🤖 AI Summary
Existing geometric reconstruction methods struggle to efficiently process minute-long videos due to the quadratic complexity of attention mechanisms or insufficient memory capacity in recurrent architectures. This work proposes a chunked bidirectional inference framework that integrates a learned hybrid memory mechanism—combining global parametric memory via test-time training (TTT) with local non-parametric memory from sliding window attention (SWA)—to achieve high-fidelity reconstruction within chunks while preserving cross-chunk geometric consistency. Notably, the method requires no post-optimization and is the first to generalize from training on 128-frame sequences to inference on videos spanning thousands of frames. It reduces ATE error by over 74% on KITTI and achieves robust, globally consistent dense 3D reconstructions on the 19k-frame VBR dataset, significantly outperforming existing feedforward approaches.
📝 Abstract
Feedforward geometric foundation models achieve strong short-window reconstruction, yet scaling them to minutes-long videos is bottlenecked by quadratic attention complexity or limited effective memory in recurrent designs. We present LoGeR (Long-context Geometric Reconstruction), a novel architecture that scales dense 3D reconstruction to extremely long sequences without post-optimization. LoGeR processes video streams in chunks, leveraging strong bidirectional priors for high-fidelity intra-chunk reasoning. To manage the critical challenge of coherence across chunk boundaries, we propose a learning-based hybrid memory module.

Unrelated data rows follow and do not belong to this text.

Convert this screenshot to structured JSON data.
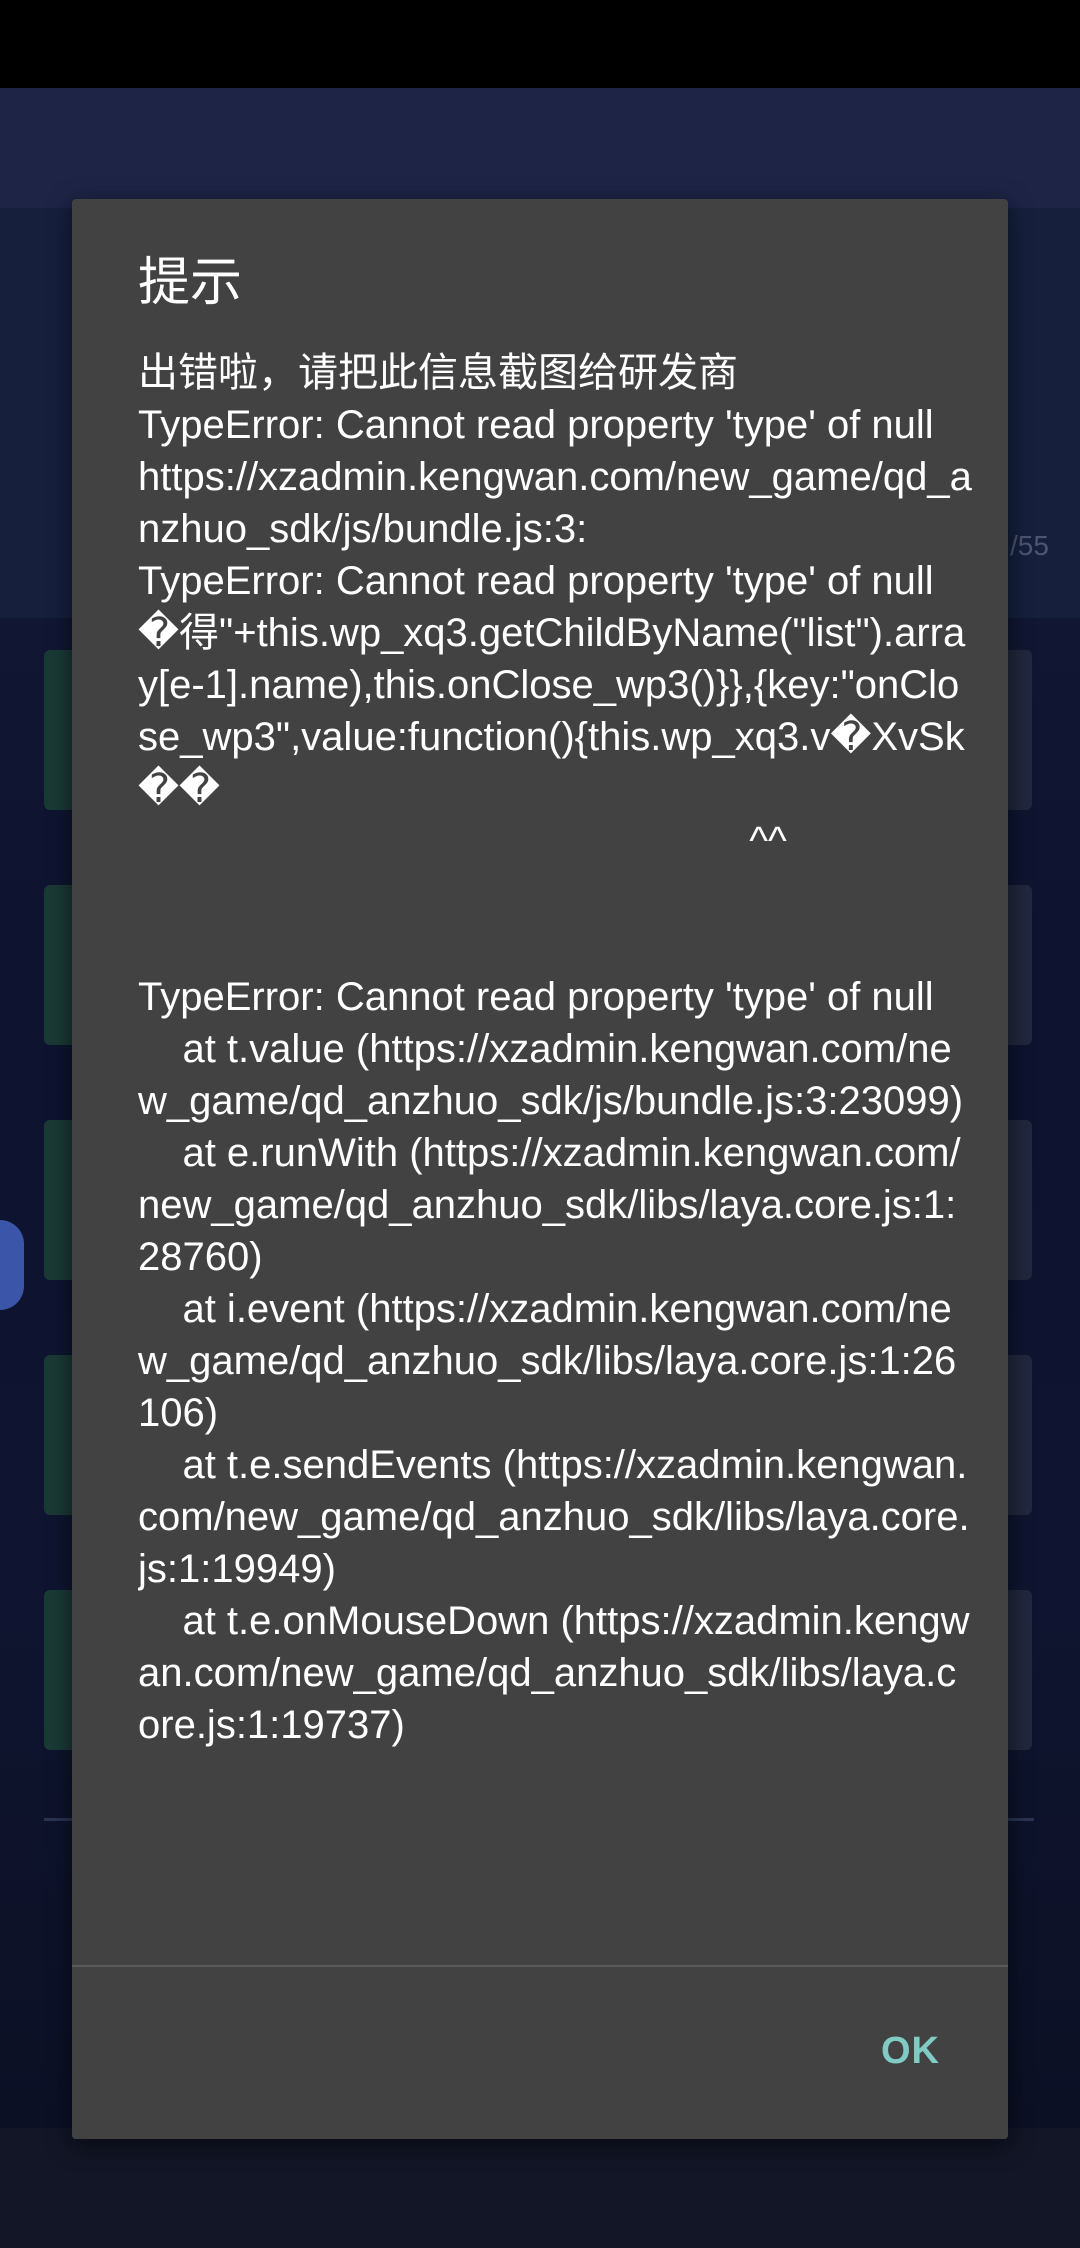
{
  "dialog": {
    "title": "提示",
    "message": "出错啦，请把此信息截图给研发商\nTypeError: Cannot read property 'type' of null\nhttps://xzadmin.kengwan.com/new_game/qd_anzhuo_sdk/js/bundle.js:3:\nTypeError: Cannot read property 'type' of null\n�得\"+this.wp_xq3.getChildByName(\"list\").array[e-1].name),this.onClose_wp3()}},{key:\"onClose_wp3\",value:function(){this.wp_xq3.v�XvSk��\n                                                       ^^\n\n\nTypeError: Cannot read property 'type' of null\n    at t.value (https://xzadmin.kengwan.com/new_game/qd_anzhuo_sdk/js/bundle.js:3:23099)\n    at e.runWith (https://xzadmin.kengwan.com/new_game/qd_anzhuo_sdk/libs/laya.core.js:1:28760)\n    at i.event (https://xzadmin.kengwan.com/new_game/qd_anzhuo_sdk/libs/laya.core.js:1:26106)\n    at t.e.sendEvents (https://xzadmin.kengwan.com/new_game/qd_anzhuo_sdk/libs/laya.core.js:1:19949)\n    at t.e.onMouseDown (https://xzadmin.kengwan.com/new_game/qd_anzhuo_sdk/libs/laya.core.js:1:19737)",
    "ok_label": "OK"
  },
  "background": {
    "count_text": "/55"
  },
  "colors": {
    "dialog_bg": "#424242",
    "accent": "#80cbc4",
    "text": "#ffffff"
  }
}
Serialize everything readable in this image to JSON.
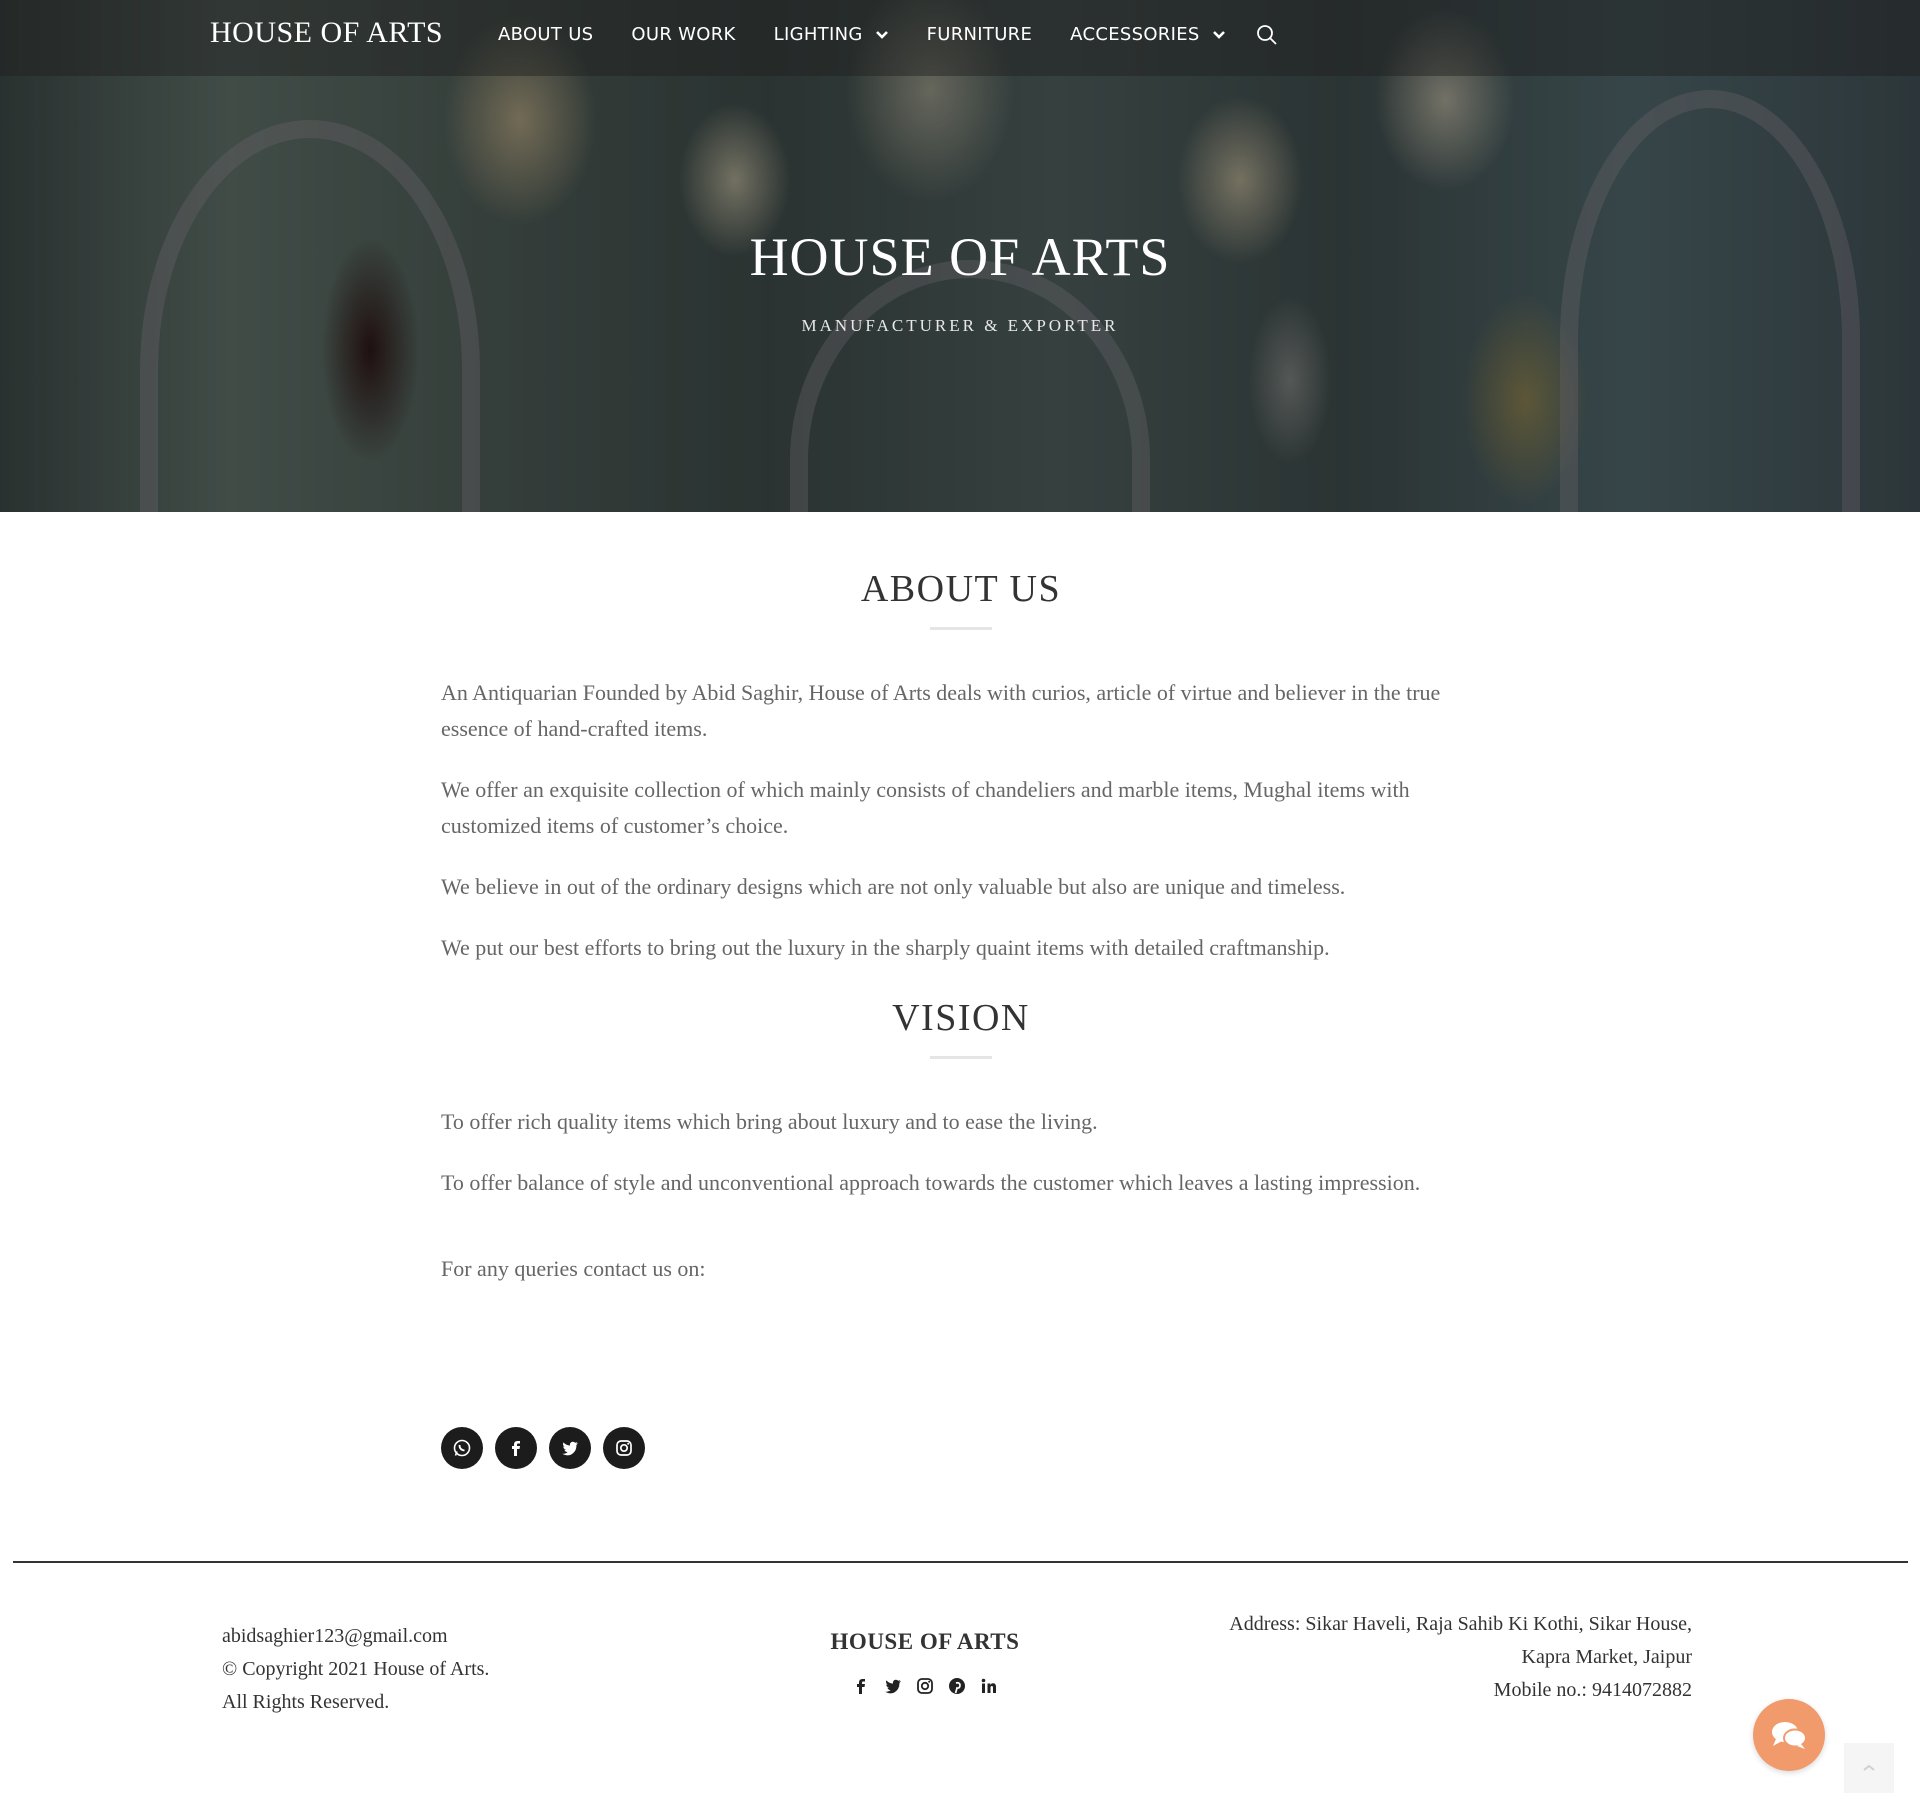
{
  "header": {
    "brand": "HOUSE OF ARTS",
    "nav": [
      {
        "label": "ABOUT US"
      },
      {
        "label": "OUR WORK"
      },
      {
        "label": "LIGHTING"
      },
      {
        "label": "FURNITURE"
      },
      {
        "label": "ACCESSORIES"
      }
    ],
    "search_icon": "search-icon"
  },
  "hero": {
    "title": "HOUSE OF ARTS",
    "subtitle": "MANUFACTURER & EXPORTER"
  },
  "about": {
    "heading": "ABOUT US",
    "paragraphs": [
      "An Antiquarian Founded by Abid Saghir, House of Arts deals with curios, article of virtue and believer in the true essence of hand-crafted items.",
      "We offer an exquisite collection of which mainly consists of chandeliers and marble items, Mughal items with customized items of customer’s choice.",
      "We believe in out of the ordinary designs which are not only valuable but also are unique and timeless.",
      "We put our best efforts to bring out the luxury in the sharply quaint items with detailed craftmanship."
    ]
  },
  "vision": {
    "heading": "VISION",
    "paragraphs": [
      "To offer rich quality items which bring about luxury and to ease the living.",
      "To offer balance of style and unconventional approach towards the customer which leaves a lasting impression."
    ],
    "contact_prompt": "For any queries contact us on:"
  },
  "social": [
    "whatsapp-icon",
    "facebook-icon",
    "twitter-icon",
    "instagram-icon"
  ],
  "footer": {
    "email": "abidsaghier123@gmail.com",
    "copyright": "© Copyright 2021 House of Arts.",
    "rights": "All Rights Reserved.",
    "brand": "HOUSE OF ARTS",
    "icons": [
      "facebook-icon",
      "twitter-icon",
      "instagram-icon",
      "pinterest-icon",
      "linkedin-icon"
    ],
    "address_line1": "Address: Sikar Haveli, Raja Sahib Ki Kothi, Sikar House,",
    "address_line2": "Kapra Market, Jaipur",
    "mobile": "Mobile no.: 9414072882"
  },
  "colors": {
    "chat_button": "#f19a6c",
    "social_button": "#1c1c1c"
  }
}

This dual-component system combines a parametric Test-Time Training (TTT) memory to anchor the global coordinate frame and prevent scale drift, alongside a non-parametric Sliding Window Attention (SWA) mechanism to preserve uncompressed context for high-precision adjacent alignment. Remarkably, this memory architecture enables LoGeR to be trained on sequences of 128 frames, and generalize up to thousands of frames during inference. Evaluated across standard benchmarks and a newly repurposed VBR dataset with sequences of up to 19k frames, LoGeR substantially outperforms prior state-of-the-art feedforward methods--reducing ATE on KITTI by over 74%--and achieves robust, globally consistent reconstruction over unprecedented horizons.